Cory, Cory, Hallelujah!
Compiled and edited by Dr Robert Childs
Prima Vista Musikk
193 pages
Price: £14.99 (plus postage & package)
Go to: www.4barsrest.com/shopping/books_detail.asp
Perhaps an alternative musical title for this 125th anniversary history of Cory Band should have been ‘Labour & Love’.
Dr Robert Childs has laboured like an old Welsh collier to unearth the raw material to fill 193 pages and 16 chapters of a book that are permeated by an unmistakable deep seated love for its subject.
Detail
Rather like one of the many memorable performances the MD has directed with the band over the past decade, it is packed with forensic detail.
However, far from weighing down the chronological storyline with unnecessary historical padding, instead it reveals the alchemist mix of passion, determination and in many cases, down right stubborn single mindedness that has made Cory into one of the UKs truly great brass bands.
The highlights of that remarkable history are well recorded; from the emergence as a non descript village band to becoming a respected domestic force and finally a revered national one under the direction of the likes of Walter Hargreaves, TJ Powell, Arthur Kenney, Denzil Stephens and Robert Childs himself.
Pioneers
However, the author has also generously taken the time to emphasis the importance of ‘lesser’ lights – the early pioneers such as JB Dobbing and the Trotman family, the mercurial talents of the colourful John Harrison and impish Bram Gay, and the short but important tenures of the likes of Brian Howard and Jeremy Wise.
Throughout its history Cory has enjoyed both good and bad fortune: financial generosity that others can only dream of balanced by domestic disasters that would have broken many a lesser band.
Eye watering
Sponsorship deals and naming rights from the Cory family, and more latterly the owners of Buy As You View (an eye watering three year deal worth £350,000) has given them a financial deposit box that has been utilised to secure some of the finest brass band talent in the world – from the MDs to the players themselves.
The excellent contest result appendix shows just how successful those recruitment drives have been: multiple European, British Open and National Championships, an unprecedented strike rate at the Welsh ‘Area’ and domestic contests; titles great and small – from a World Championship to Pontins, Yeovil to Brass in Concert.
Flip side
The flip side has seen them battle through extended periods of struggle; the uneven years of the 1950’s and 1960’s; the bandroom fire of 1990, which destroyed over 5000 sets of music and priceless mementos, some dating back to the bands earliest days; the following fallow period, when both their long held domestic supremacy as well as their British Open status was lost; the deaths of TJ Powell, whilst conducting the band, and sad decline of the once masterful Major Kenney.

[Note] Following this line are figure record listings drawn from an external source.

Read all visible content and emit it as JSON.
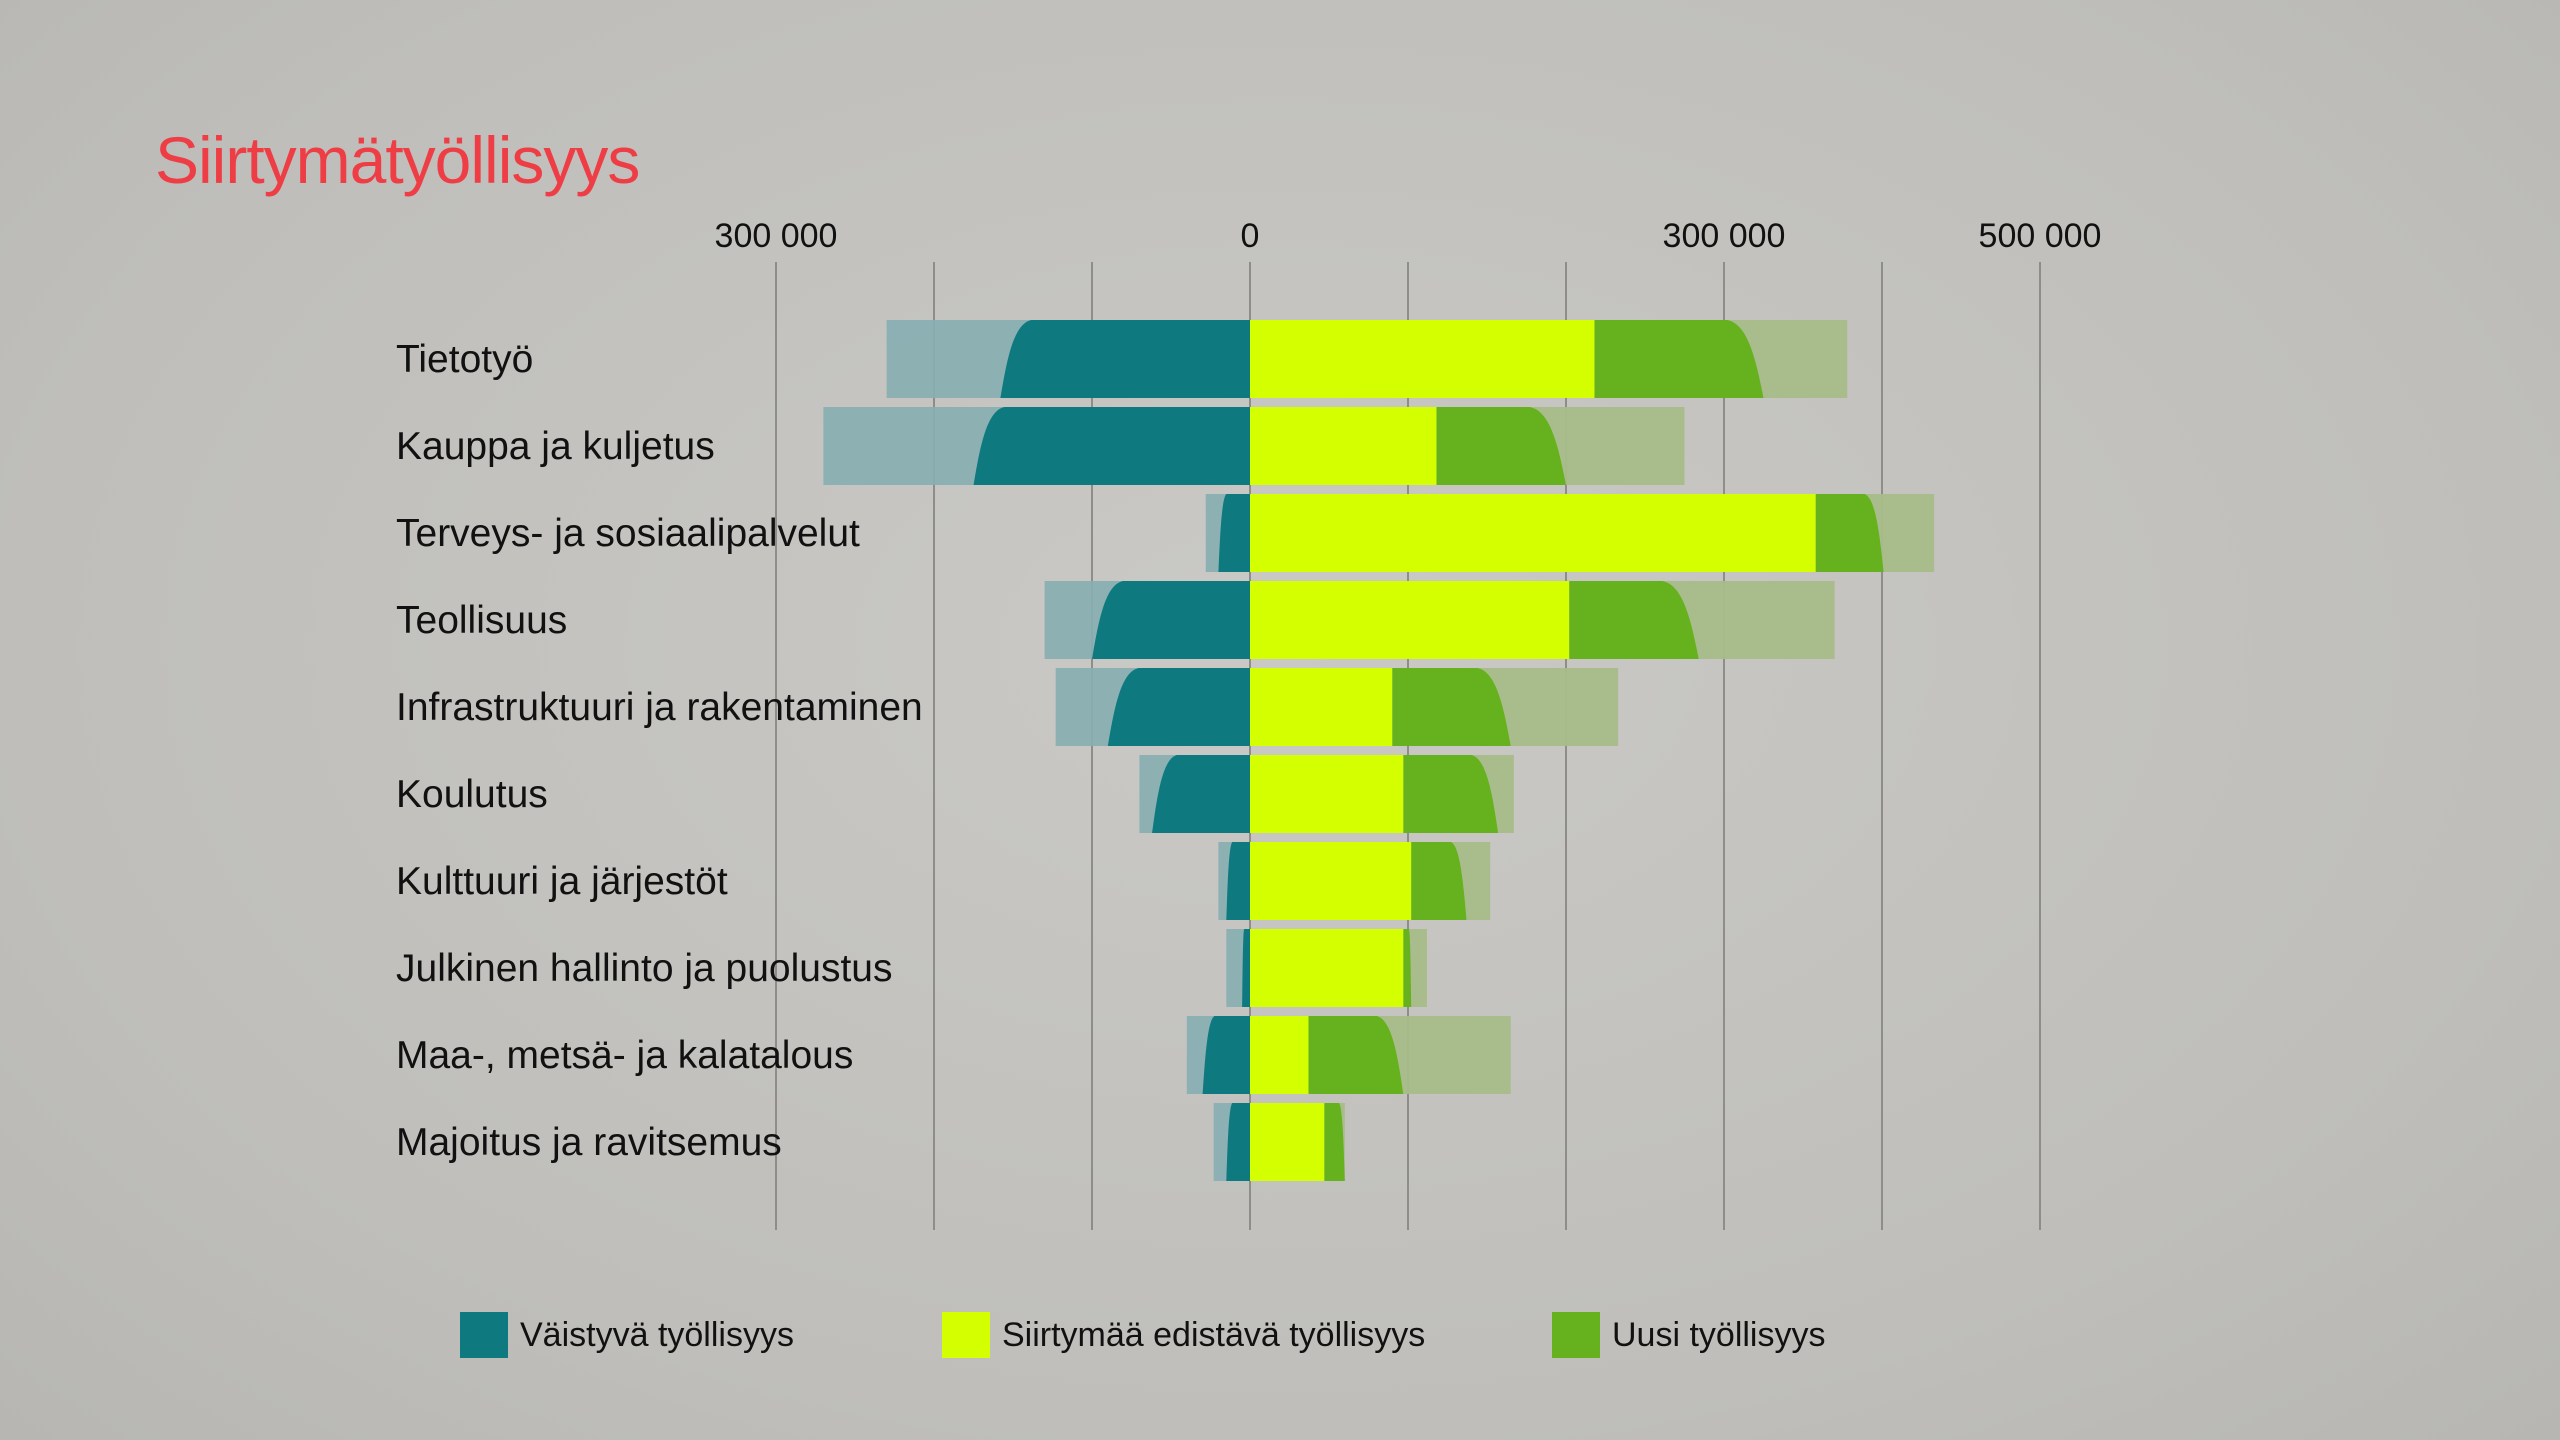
{
  "title": "Siirtymätyöllisyys",
  "chart_data": {
    "type": "bar",
    "orientation": "horizontal-diverging-stacked",
    "categories": [
      "Tietotyö",
      "Kauppa ja kuljetus",
      "Terveys- ja sosiaalipalvelut",
      "Teollisuus",
      "Infrastruktuuri ja rakentaminen",
      "Koulutus",
      "Kulttuuri ja järjestöt",
      "Julkinen hallinto ja puolustus",
      "Maa-, metsä- ja kalatalous",
      "Majoitus ja ravitsemus"
    ],
    "series": [
      {
        "name": "Väistyvä työllisyys",
        "direction": "negative",
        "values": [
          230000,
          270000,
          28000,
          130000,
          123000,
          70000,
          20000,
          15000,
          40000,
          23000
        ],
        "core_values": [
          158000,
          175000,
          20000,
          100000,
          90000,
          62000,
          15000,
          5000,
          30000,
          15000
        ],
        "color": "#0e7a80",
        "faded_color": "#86aeb1"
      },
      {
        "name": "Siirtymää edistävä työllisyys",
        "direction": "positive",
        "values": [
          218000,
          118000,
          358000,
          202000,
          90000,
          97000,
          102000,
          97000,
          37000,
          47000
        ],
        "color": "#d4ff00"
      },
      {
        "name": "Uusi työllisyys",
        "direction": "positive",
        "values": [
          160000,
          157000,
          75000,
          168000,
          143000,
          70000,
          50000,
          15000,
          128000,
          13000
        ],
        "core_values": [
          107000,
          82000,
          43000,
          82000,
          75000,
          60000,
          35000,
          5000,
          60000,
          13000
        ],
        "color": "#66b11e",
        "faded_color": "#a7bd88"
      }
    ],
    "x_tick_labels": [
      "300 000",
      "0",
      "300 000",
      "500 000"
    ],
    "x_tick_values": [
      -300000,
      0,
      300000,
      500000
    ],
    "xlim": [
      -300000,
      500000
    ],
    "gridline_step": 100000,
    "legend_position": "bottom"
  },
  "legend": [
    {
      "label": "Väistyvä työllisyys",
      "color": "#0e7a80"
    },
    {
      "label": "Siirtymää edistävä työllisyys",
      "color": "#d4ff00"
    },
    {
      "label": "Uusi työllisyys",
      "color": "#66b11e"
    }
  ]
}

Not everything has been titles and triumphs; the band itself, whilst greatly admired amongst its brethren in the Principality has always attracted a degree of grumbling resentment too: Success has come at a price.
Golden era
The last ten years has been Cory’s undoubted ‘Golden Era’ – helped in no small part by the drive and determination of its current MD, Dr Robert Childs. If ever you wish to know how to succeed in banding then there is an invaluable personal blueprint to follow in Chapter 12!
Today, the band stands as a monument to its founding fathers – and this celebratory book has done them proud too.